I’m signed into Twitter most weekdays for work. Until recently, just being on a different time zone from Elon Musk ranked high on my list for reasons not to live in the US. It sounds glib, but living on the opposite side of the day from a lot of very loud and dangerous blowhards with extremely powerful platforms, means that despite working in the news and being hyperconnected, I live in an all-together different intellectual and cultural climate. I still feel the effects, on a personal and global level, of changes and arguments on the other side of the Pacific, no doubt. But being a full 14 hours off from the real-time discourse means being less susceptible to the random gusts of violent atmospheric changes that used to cause me to forget what I was just doing, or thinking, or working on, one minute earlier. I, too, hope to cultivate that silence within, but I only see now that I had no hope of finding it where the air and screens were filled with gunfire.
But there is also an undeniable guilt that follows. I know I’ve lost touch. I no longer have an instinct for the trigger words, the references, that feeling across your shoulders, the smell of racist moisture in the air that really can’t be conveyed by checking any forecast. I no longer have the near perfect pitch that I honed working in New York media during a period of extreme political tumult, living with my heartbeat in synchrony with Twitter; as a result I’m almost certainly becoming more tone deaf. I used to read articles and form the right opinions before my non-media friends had caught wind of the morning controversy. Now by the time I wake up in my cold apartment, my interlocutors have moved onto something else.

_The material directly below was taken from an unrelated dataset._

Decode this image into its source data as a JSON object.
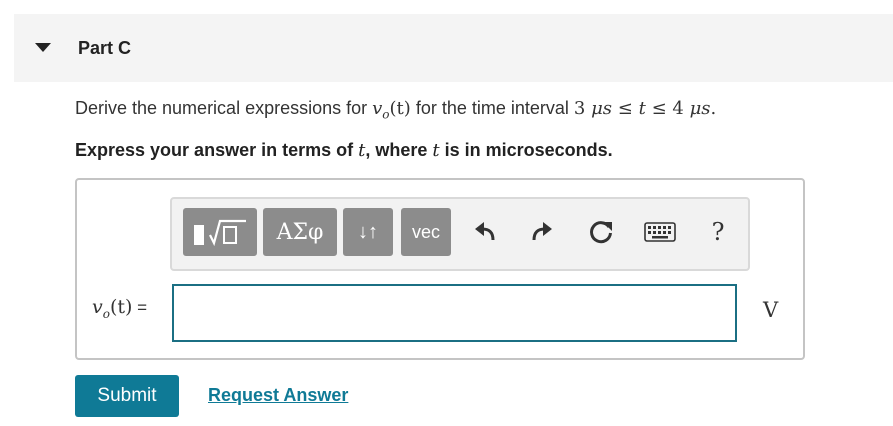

Here there may be no insulation from the cold, or the noise, but this other buffer, this insulation made of hours, I feel it. It keeps me warm, protected, lets me hear myself. But sometimes I have to, sometimes I want to, leave the pocket. And I know I’ll be that penguin who opens the door, feels the cold blast, and wonders if I won’t end up flat on my back. In the meantime I’m storing heat to make my emotional kairo, little flavor blasted pockets of concentrated calm, emergency reserves of safety just in case I find myself lost in the violent night.